Saturday, December 27, 2014

Generosity may come easy but feeling worthy of love can be difficult

With friends and loved ones, I've usually been generous with my effort, resources, skills and money.  Not usually my time, especially as I was working my way up the ladder.

Many times I've said to friends who were struggling with issues (especially poor retail service), "Here, hand me the phone, I'll take care of this for you." But when it came time to speak up for myself, I fell short.  I would back down. (I realize this is a pretty weak example but I think you're following me.) I'll easily stick up for others, but not myself.

In my adult years, coming into my own, I've been comfortable with picking up the check at the end of a meal with friends, but always felt awkward if they offered.  I'd at least try to make them split it.  I'd argue with them, do the "check dance," probably longer than I should, and have difficulty accepting their generosity.
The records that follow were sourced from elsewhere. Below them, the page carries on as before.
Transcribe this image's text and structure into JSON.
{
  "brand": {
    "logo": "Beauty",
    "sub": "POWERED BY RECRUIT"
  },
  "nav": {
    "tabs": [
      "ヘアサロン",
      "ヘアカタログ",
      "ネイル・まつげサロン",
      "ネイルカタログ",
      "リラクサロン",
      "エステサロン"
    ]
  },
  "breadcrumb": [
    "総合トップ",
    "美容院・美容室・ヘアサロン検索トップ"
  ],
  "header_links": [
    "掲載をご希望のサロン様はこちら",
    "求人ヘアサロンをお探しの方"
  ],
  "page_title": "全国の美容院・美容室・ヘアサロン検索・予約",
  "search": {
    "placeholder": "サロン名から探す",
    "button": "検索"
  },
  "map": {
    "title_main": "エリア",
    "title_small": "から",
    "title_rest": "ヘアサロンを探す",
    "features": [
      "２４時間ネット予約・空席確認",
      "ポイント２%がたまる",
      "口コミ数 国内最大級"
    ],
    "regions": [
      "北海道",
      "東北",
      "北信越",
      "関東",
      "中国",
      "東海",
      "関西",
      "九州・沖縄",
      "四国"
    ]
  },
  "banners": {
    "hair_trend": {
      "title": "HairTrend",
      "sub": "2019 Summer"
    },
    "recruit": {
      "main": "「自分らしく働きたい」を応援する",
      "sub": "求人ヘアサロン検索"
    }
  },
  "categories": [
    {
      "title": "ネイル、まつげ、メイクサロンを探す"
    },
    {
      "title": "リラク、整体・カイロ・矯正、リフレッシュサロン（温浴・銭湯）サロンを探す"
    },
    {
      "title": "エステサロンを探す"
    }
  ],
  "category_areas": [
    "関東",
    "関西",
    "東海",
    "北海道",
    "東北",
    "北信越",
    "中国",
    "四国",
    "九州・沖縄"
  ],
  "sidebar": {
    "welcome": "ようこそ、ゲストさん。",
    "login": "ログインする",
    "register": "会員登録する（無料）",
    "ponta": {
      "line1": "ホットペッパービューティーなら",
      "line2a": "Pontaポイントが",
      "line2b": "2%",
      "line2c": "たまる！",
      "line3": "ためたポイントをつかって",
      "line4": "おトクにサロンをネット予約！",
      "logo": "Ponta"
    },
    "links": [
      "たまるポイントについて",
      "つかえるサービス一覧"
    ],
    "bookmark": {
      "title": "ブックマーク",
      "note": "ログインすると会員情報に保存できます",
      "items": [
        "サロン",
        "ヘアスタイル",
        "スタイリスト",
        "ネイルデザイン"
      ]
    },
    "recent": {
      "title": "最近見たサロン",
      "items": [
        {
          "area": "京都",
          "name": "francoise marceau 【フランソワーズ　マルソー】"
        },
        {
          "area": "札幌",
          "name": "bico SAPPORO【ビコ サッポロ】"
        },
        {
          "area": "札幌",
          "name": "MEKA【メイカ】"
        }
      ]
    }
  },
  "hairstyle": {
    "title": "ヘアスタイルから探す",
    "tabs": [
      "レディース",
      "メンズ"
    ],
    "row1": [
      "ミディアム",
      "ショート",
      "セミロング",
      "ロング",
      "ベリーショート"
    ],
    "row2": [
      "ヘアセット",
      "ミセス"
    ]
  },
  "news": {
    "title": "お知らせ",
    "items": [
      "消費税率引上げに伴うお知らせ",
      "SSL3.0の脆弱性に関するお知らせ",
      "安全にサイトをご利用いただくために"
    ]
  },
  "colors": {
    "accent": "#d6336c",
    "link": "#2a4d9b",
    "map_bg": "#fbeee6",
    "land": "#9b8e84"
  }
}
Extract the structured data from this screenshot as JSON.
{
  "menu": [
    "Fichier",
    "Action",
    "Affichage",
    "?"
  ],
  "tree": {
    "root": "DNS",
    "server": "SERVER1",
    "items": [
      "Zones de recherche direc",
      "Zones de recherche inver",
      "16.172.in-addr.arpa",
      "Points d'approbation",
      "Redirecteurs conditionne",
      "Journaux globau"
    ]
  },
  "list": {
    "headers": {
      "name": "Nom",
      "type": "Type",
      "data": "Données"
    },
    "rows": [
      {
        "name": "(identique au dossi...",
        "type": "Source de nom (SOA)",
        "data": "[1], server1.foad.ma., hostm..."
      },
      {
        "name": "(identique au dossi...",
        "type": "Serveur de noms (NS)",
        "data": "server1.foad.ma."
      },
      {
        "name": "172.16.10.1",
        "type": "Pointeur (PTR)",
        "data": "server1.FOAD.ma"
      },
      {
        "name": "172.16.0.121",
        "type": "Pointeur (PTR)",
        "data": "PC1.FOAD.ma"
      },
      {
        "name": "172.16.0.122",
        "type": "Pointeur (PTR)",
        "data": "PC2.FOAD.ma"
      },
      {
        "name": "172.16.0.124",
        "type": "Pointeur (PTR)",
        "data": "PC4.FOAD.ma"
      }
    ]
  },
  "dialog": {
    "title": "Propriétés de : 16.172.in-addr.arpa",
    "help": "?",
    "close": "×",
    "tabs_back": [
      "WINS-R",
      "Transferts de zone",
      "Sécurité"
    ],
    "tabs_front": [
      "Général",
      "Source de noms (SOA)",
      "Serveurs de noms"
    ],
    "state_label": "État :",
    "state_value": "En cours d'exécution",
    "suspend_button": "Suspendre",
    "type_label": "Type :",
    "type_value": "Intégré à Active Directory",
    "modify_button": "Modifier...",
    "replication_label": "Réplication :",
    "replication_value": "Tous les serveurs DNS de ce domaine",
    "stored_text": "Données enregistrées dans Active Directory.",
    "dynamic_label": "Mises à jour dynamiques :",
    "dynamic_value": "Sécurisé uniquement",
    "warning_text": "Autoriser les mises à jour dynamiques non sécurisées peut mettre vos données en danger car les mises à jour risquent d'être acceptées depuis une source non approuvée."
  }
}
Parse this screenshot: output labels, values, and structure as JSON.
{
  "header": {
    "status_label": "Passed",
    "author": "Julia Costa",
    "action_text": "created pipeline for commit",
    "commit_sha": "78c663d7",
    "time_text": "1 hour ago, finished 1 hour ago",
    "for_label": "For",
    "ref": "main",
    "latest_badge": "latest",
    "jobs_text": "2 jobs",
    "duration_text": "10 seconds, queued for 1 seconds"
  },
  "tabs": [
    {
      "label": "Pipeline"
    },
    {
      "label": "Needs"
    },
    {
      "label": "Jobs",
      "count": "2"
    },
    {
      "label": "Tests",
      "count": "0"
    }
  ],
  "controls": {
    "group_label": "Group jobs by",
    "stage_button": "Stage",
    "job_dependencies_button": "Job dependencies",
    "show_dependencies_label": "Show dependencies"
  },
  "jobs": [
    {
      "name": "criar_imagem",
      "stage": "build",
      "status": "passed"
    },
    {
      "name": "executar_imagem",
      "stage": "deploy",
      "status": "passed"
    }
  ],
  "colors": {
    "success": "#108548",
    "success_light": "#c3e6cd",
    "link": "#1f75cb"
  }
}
I've been like this in other relationships too. I've felt unworthy of friendships.  I've even said this aloud to a couple of them.  I've judged myself because I've put them on pedestals so far above me that made it impossible for me to feel as though I deserved their friendship or their love.

This issue has even complicated my relationship with God. I have never really felt worthy of God's love. I've never really felt as though I was good enough or deserving enough to go to church. 

And I was always amazed by everything I had and felt it must be due to be luck. I was certain it wasn't based on any of my hard work and that I should count my blessings because it could be gone in an instant. There's no way I could attribute these things to myself...

I have often felt unworthy.

This has been made life difficult in many ways.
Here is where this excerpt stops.